Less eager about propagation.
- Callback Locking (CBL)
Clients can cache locks across xacts. Data must be locked immediately at
server. If server knows some client has a conflicting lock, sends a
"callback" to that client and waits for it to drop the lock.
- Callback-Read (CB-R):
- clients only cache read locks
- write requests generate callbacks
- at end of writing xact, client sends copy of data to server
- writer maintains read lock cached after EOT
- Callback-All (CB-A):
- clients can cache read and write locks
- server keeps track of one exclusive copy at a client
- when a conflicting write appears, sends a downgrade request to the exclusive
client
Detail regarding deadlock detection:
- client responds immediately to callback even if it can't drop/downgrade
immediately. This gives deadlock detector full info.
Workloads
- HOTCOLD
- High locality per client, some R/W and W/W sharing
- FEED
- One site produces all data, others consume (read) it.
- UNIFORM
- Low locality, moderate write prob. (caching shouldn't help)
- HICON
- skewed access a la shared-disk
Performance Study
"Typical Wisconsin blizzard of data". The upshot:
- O2PL-ND dominates O2PL-I, matching its performance when it's best. Does as well as
O2PL-D in the case when propagation is more appropriate. The slower the network (relative
to CPU) the better O2PL-ND looks (due to cost of unnecessary propagation).

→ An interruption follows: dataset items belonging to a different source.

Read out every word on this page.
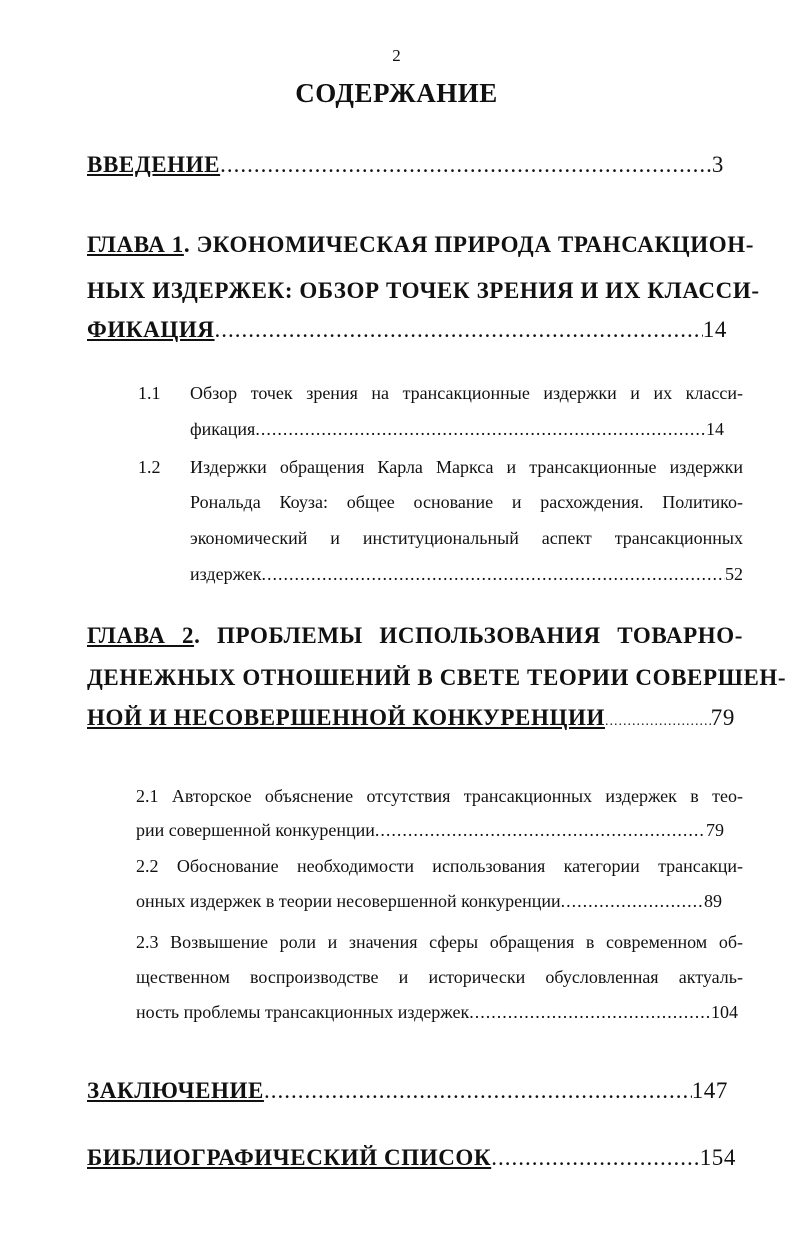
2
СОДЕРЖАНИЕ
ВВЕДЕНИЕ .....	3
ГЛАВА 1. ЭКОНОМИЧЕСКАЯ ПРИРОДА ТРАНСАКЦИОН-
НЫХ ИЗДЕРЖЕК: ОБЗОР ТОЧЕК ЗРЕНИЯ И ИХ КЛАССИ-
ФИКАЦИЯ .....	14
1.1 Обзор точек зрения на трансакционные издержки и их класси-
фикация .....	14
1.2 Издержки обращения Карла Маркса и трансакционные издержки
Рональда Коуза: общее основание и расхождения. Политико-
экономический и институциональный аспект трансакционных
издержек .....	52
ГЛАВА 2. ПРОБЛЕМЫ ИСПОЛЬЗОВАНИЯ ТОВАРНО-
ДЕНЕЖНЫХ ОТНОШЕНИЙ В СВЕТЕ ТЕОРИИ СОВЕРШЕН-
НОЙ И НЕСОВЕРШЕННОЙ КОНКУРЕНЦИИ .....	79
2.1 Авторское объяснение отсутствия трансакционных издержек в тео-
рии совершенной конкуренции .....	79
2.2 Обоснование необходимости использования категории трансакци-
онных издержек в теории несовершенной конкуренции .....	89
2.3 Возвышение роли и значения сферы обращения в современном об-
щественном воспроизводстве и исторически обусловленная актуаль-
ность проблемы трансакционных издержек .....	104
ЗАКЛЮЧЕНИЕ .....	147
БИБЛИОГРАФИЧЕСКИЙ СПИСОК .....	154
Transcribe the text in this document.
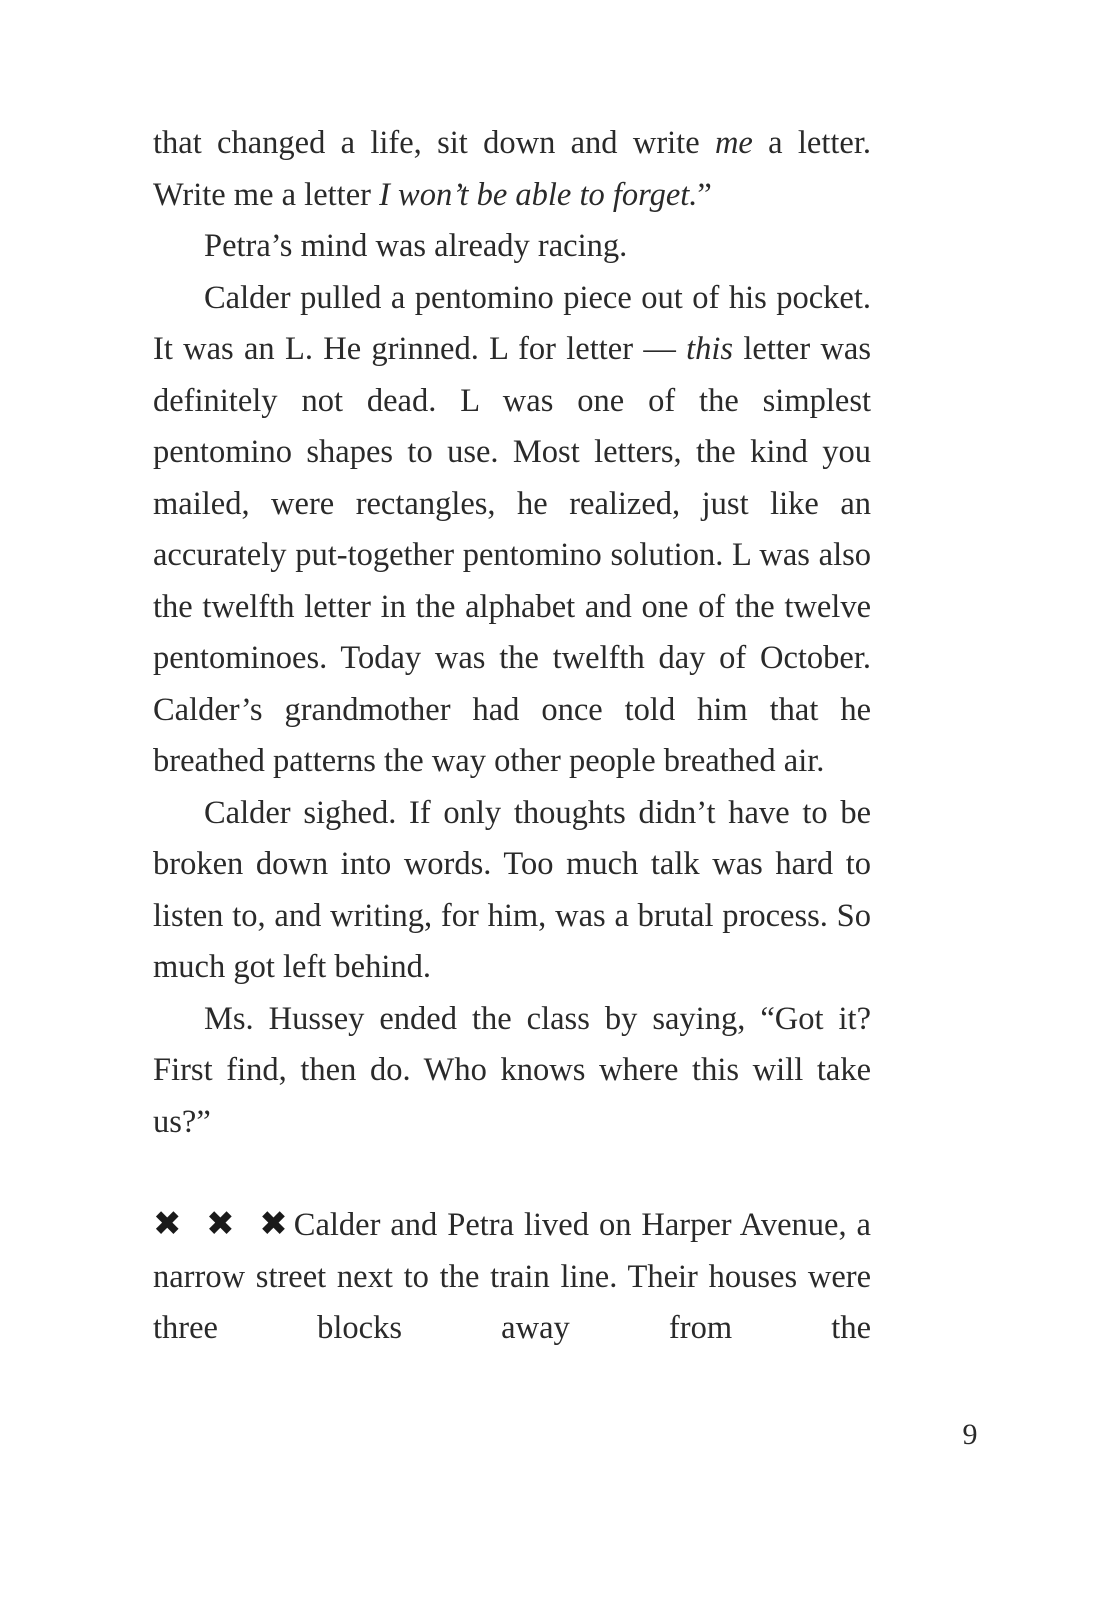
that changed a life, sit down and write me a letter. Write me a letter I won’t be able to forget.”

Petra’s mind was already racing.

Calder pulled a pentomino piece out of his pocket. It was an L. He grinned. L for letter — this letter was definitely not dead. L was one of the simplest pentomino shapes to use. Most letters, the kind you mailed, were rectangles, he realized, just like an accurately put-together pentomino solution. L was also the twelfth letter in the alphabet and one of the twelve pentominoes. Today was the twelfth day of October. Calder’s grandmother had once told him that he breathed patterns the way other people breathed air.

Calder sighed. If only thoughts didn’t have to be broken down into words. Too much talk was hard to listen to, and writing, for him, was a brutal process. So much got left behind.

Ms. Hussey ended the class by saying, “Got it? First find, then do. Who knows where this will take us?”

✖ ✖ ✖Calder and Petra lived on Harper Avenue, a narrow street next to the train line. Their houses were three blocks away from the

9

- CB-Read dominates CB-All in many situations because caching of write-locks increased the
number of messages except in minimal-contention situations.
- CB algorithms beaten by O2PL-ND if network is bottleneck, but are comparable if disk is
the bottleneck.
- CB algorithms have lower abort rate than O2PL-ND, and do better in high-contention
scenarios. Since OODBs have long transactions, CB-R is a likely choice as the
winner.
|